LIIC: Industry settles into comfort zone
03 JUNE 2015 8:48 AM
Members of the Lodging Industry Investment Council speaking during a pair of HNN roundtables earlier this week couldn’t find much to complain about when it comes to where the hotel industry is in the current cycle.
NEW YORK CITY—Robust. Busy. Exciting. And fun. Those were just a few of the superlatives members of the Lodging Industry Investment Council used to describe the state of the hotel industry.
During a pair of roundtables sponsored by Hotel News Now that were held prior to the start of the 37th annual NYU International Hospitality Industry Investment Conference, LIIC members spoke at length about the good times in their respective businesses.
“We are buying; we are developing; we’re selling,” said Ben Brunt, principal and executive VP of acquisitions and development at Noble Investment Group. “We are busier than we have been in ages. It’s a fun time.”
The LIIC members appear to have good reason for the optimism. Vail Brown, VP of global business development and marketing for STR (HNN’s parent company), said 97% of United States markets achieved positive revenue per available room at the end of 2014.
Mike Cahill, CEO and founder of Hospitality Real Estate Counselors, said industry transaction activity is picking up, too.
“Buyers are saying, ‘I’m going to underwrite this with no growth in cash flow and my yield is fine,’” he said.
The good times are likely to continue to roll for some time, as several LIIC members said they can’t see a short-term end to the positive industry fundamentals.
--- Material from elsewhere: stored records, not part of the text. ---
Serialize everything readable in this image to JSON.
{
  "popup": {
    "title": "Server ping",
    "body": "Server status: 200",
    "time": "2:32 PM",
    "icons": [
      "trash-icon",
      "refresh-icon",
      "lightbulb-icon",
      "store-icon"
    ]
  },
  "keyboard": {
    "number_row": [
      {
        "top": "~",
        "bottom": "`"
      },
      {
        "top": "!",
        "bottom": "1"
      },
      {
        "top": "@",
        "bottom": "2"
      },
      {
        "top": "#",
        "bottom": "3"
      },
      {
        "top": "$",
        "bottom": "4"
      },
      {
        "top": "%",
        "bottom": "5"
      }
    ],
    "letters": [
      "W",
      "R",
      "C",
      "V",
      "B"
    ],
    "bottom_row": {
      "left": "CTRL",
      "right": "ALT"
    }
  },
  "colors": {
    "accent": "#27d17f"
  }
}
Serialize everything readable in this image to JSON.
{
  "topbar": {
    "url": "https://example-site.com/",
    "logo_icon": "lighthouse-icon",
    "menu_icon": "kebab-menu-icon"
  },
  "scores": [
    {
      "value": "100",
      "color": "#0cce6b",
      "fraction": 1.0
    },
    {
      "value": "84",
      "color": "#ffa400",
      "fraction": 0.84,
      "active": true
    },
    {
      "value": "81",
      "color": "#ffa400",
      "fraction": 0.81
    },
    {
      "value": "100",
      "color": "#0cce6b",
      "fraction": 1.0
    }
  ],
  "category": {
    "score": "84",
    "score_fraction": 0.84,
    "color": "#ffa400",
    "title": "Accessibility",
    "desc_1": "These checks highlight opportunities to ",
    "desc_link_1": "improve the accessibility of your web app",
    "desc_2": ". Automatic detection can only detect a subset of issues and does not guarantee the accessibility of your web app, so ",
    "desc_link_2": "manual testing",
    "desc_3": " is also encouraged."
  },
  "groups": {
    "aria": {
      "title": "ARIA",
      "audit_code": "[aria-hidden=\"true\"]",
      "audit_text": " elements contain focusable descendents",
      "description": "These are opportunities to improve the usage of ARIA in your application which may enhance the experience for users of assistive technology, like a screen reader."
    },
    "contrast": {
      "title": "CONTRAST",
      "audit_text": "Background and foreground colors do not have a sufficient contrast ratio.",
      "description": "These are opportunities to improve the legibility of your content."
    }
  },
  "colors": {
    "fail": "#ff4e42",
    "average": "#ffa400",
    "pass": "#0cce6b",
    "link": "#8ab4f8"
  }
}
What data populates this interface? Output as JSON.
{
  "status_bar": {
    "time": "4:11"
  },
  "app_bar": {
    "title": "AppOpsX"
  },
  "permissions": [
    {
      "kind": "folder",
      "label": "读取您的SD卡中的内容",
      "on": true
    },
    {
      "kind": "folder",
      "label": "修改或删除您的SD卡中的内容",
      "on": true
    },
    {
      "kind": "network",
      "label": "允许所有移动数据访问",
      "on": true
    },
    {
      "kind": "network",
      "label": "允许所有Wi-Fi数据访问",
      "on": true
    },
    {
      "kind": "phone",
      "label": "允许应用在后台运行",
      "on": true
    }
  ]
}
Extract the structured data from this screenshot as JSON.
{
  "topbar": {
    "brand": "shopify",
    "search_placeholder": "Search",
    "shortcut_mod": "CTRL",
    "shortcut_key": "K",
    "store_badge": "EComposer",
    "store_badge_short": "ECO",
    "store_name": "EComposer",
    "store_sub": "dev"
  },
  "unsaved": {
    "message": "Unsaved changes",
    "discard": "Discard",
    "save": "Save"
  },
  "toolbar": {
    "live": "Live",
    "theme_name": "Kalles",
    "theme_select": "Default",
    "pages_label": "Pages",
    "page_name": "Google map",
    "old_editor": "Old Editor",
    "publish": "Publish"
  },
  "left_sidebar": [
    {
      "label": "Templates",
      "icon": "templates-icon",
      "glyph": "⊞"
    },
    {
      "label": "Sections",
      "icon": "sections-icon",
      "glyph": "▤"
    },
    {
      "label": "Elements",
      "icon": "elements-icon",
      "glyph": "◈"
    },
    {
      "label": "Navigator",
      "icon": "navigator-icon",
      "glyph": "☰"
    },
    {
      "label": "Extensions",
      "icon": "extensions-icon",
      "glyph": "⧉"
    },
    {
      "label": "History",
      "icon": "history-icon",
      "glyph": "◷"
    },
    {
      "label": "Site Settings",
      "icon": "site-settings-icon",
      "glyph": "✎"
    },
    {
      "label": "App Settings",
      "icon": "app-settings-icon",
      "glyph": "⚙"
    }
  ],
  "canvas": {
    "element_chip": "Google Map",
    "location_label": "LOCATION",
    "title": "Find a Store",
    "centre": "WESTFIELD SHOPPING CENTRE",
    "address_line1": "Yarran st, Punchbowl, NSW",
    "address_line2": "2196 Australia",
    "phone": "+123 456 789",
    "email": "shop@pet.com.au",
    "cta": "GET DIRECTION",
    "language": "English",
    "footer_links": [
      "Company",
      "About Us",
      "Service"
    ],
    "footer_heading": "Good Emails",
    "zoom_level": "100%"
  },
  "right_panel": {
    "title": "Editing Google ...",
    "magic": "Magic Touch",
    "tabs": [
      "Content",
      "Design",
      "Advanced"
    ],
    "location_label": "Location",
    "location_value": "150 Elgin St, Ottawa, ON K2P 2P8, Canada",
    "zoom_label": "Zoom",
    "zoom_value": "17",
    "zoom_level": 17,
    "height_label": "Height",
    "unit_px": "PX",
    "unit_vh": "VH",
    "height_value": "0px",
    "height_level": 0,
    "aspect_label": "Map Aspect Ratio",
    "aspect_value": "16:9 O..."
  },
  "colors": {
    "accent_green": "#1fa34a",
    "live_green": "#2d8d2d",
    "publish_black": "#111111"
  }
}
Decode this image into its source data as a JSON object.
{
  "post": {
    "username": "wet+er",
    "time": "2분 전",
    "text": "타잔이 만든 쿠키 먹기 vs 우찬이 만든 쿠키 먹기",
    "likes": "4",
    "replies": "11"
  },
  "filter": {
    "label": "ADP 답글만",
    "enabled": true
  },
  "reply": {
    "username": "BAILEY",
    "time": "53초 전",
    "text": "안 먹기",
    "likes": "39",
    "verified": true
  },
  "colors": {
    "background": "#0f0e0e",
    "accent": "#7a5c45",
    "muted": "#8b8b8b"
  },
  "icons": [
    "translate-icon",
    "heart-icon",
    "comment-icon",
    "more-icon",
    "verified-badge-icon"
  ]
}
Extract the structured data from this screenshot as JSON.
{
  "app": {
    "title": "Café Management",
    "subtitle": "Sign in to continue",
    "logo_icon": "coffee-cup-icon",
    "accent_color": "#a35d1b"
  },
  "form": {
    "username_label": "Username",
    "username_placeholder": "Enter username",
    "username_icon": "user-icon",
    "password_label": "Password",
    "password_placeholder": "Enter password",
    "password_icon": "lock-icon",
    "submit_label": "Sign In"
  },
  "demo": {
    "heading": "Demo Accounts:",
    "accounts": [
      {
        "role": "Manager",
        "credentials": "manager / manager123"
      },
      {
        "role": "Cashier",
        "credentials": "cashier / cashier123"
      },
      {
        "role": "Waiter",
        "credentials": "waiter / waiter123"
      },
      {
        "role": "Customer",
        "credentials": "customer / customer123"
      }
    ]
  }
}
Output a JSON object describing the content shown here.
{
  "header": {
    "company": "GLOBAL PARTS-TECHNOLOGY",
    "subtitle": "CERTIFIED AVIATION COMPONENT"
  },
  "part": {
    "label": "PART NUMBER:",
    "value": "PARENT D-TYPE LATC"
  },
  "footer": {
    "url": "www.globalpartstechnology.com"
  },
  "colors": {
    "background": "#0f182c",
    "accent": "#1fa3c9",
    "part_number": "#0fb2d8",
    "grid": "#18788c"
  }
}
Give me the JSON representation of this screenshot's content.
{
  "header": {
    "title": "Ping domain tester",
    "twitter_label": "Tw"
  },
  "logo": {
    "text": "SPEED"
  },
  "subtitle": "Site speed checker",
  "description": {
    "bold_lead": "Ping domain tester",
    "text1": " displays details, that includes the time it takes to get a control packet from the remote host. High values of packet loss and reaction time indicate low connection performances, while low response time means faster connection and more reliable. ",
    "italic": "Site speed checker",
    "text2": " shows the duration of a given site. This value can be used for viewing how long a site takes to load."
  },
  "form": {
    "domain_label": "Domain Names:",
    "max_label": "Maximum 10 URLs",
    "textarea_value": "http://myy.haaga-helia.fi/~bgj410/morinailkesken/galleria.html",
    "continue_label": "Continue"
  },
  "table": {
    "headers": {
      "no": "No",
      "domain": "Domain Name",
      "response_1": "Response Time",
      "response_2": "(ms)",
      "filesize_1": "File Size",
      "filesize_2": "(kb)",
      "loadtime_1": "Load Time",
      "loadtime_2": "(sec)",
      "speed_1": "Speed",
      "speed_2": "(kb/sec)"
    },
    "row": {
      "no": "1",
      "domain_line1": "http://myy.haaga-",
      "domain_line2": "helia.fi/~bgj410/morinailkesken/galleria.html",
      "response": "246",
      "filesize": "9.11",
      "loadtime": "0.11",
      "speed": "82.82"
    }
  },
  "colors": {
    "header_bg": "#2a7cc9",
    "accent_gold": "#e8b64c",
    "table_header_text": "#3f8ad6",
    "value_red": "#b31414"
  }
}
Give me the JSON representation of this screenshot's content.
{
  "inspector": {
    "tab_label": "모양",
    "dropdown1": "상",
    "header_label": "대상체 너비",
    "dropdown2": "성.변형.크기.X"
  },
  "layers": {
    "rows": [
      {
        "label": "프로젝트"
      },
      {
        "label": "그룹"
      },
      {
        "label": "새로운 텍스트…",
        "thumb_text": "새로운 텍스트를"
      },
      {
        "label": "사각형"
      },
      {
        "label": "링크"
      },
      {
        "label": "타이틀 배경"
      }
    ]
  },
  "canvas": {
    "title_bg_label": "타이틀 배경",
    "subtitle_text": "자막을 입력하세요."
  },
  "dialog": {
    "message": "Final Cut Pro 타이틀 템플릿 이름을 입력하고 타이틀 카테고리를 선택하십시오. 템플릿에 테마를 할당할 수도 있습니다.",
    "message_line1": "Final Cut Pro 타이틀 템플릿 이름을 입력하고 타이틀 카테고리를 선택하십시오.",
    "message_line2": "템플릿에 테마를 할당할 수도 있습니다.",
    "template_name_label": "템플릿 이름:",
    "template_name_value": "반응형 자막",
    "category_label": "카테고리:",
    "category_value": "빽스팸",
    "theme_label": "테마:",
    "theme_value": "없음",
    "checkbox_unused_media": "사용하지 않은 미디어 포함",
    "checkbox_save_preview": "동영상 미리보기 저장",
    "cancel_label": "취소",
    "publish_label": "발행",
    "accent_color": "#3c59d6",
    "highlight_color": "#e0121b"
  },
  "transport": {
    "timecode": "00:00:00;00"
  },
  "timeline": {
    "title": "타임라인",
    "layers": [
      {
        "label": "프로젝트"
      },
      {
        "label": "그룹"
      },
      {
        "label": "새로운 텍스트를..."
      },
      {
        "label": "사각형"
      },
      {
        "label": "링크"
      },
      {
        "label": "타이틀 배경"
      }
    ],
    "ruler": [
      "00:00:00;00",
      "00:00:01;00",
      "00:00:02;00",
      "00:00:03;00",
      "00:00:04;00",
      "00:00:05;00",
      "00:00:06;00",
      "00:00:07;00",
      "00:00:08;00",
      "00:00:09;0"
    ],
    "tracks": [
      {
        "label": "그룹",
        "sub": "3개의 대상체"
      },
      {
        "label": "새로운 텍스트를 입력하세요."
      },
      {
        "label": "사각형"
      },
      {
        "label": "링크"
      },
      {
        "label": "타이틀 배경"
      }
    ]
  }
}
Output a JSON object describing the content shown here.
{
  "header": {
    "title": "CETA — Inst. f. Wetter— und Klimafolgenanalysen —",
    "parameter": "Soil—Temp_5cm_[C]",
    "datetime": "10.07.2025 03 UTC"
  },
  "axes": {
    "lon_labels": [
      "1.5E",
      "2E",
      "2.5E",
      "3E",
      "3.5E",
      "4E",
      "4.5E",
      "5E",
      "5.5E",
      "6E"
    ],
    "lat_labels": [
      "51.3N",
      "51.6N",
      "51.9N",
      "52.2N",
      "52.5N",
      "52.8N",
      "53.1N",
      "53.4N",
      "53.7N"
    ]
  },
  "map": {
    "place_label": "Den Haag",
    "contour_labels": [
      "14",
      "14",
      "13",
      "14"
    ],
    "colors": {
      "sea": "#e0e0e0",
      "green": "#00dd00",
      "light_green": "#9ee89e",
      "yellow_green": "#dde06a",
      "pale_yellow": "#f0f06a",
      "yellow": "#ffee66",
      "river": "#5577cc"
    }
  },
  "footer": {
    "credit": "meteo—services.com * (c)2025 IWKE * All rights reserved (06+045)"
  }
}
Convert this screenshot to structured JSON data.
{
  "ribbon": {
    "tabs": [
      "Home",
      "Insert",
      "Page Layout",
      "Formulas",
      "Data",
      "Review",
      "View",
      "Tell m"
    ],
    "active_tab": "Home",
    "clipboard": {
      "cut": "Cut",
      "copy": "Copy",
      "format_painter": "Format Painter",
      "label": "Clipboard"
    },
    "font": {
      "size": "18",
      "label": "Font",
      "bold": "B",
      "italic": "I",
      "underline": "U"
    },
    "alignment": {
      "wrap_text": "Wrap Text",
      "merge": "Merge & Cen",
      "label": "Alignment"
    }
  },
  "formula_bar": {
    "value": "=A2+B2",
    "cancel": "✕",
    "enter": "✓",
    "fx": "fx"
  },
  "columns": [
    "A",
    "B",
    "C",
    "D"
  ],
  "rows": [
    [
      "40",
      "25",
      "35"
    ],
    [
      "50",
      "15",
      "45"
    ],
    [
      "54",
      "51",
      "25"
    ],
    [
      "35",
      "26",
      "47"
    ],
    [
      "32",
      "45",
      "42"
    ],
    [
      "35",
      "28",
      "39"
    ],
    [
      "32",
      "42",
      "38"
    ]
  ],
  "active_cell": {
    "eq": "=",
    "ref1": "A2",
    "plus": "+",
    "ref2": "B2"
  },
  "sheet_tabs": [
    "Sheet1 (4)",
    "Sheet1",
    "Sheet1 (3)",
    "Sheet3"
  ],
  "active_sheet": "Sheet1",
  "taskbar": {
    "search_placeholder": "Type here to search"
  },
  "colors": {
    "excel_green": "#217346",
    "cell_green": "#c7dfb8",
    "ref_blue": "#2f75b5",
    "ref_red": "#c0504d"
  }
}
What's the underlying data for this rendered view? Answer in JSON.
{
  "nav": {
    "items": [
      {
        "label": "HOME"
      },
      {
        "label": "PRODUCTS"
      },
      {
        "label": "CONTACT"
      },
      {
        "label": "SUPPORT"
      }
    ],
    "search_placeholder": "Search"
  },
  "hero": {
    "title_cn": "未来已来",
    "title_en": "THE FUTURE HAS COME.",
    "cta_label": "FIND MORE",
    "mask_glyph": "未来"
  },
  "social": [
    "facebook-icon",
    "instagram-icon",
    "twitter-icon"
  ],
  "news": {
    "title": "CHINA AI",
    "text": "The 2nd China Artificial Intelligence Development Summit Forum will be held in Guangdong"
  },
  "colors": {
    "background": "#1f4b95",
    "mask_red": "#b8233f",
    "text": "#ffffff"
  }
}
As was unveiled Monday on Day One of the NYU Conference, STR is forecasting increases in key industry fundamentals in 2015 and 2016.
Jim Butler, a partner and chairman of the global hospitality group at law firm Jeffer Mangels Butler & Mitchell, said the growth should be sustainable. “The one word I haven’t heard a lot (during the roundtables) is ‘frothy,’” he said.
Speakers during the roundtables said that industry players are by and large staying disciplined.
Today’s industry climate has little in common with 2007, said Supertel Hospitality CEO Bill Blackham.
“In 2007, everyone was throwing money out the door for the sake of getting in,” he said. “There was not a rationality. It was more of a frenzy.”
Tom Naughton, chief investment officer at Clearview Hotel Capital, agreed the industry’s financing scene is in a good place. “There’s tremendous liquidity,” he said. “The lending market is totally liquid. The transactions market is totally liquid.”
Blackham said that while hotel credit is not at 2006 or 2007 levels where 75% leverage was widely available, it’s also not at the levels of a few years ago.
“It’s not 2011 where it was shooting fish in a barrel,” he said.
Combine the industry’s discipline with a low national unemployment rate, and that’s a recipe for success, Naughton said.
“You have corporations that have to travel and consumers that want to travel,” he said. “When people have money in their pocket and want to travel, that’s great. I’m pretty confident people will have money to go on a plane or get in their car.”
There are some factors dampening the overall mood in the hotel sector, however. For example, Robert LaFleur, an analyst at JMP Securities, said shareholders haven’t shown as much excitement over the industry as the fundamentals might otherwise indicate.
“I’m very focused on the disconnect between the conversation we’re having here and how everything’s very good and systemically everything’s very good and the severe case of the willies that our equity investors have right now,” he said. Year to date, the Baird/STR Hotel Stock Index was down 0.8% as of 2 June.
While there is a lot to be happy about in the industry, LaFleur said all is not perfect. “We don’t have great room rates in this cycle,” he said. “We have OK room rates.”
Still, hotel stocks in general have shown some growth. Responding to a question from Cahill, LaFleur said if a prospective shareholder had bought every hotel stock back when the downturn began, he or she would have seen a return of three or four times.
After three hours of mostly glowing talk about the industry, Cantor Commercial Real Estate’s Bill Weber joked about the overflow of good vibes coming out of the roundtable discussions.
“What could possibly go wrong?” he said, drawing laughter from other roundtable members.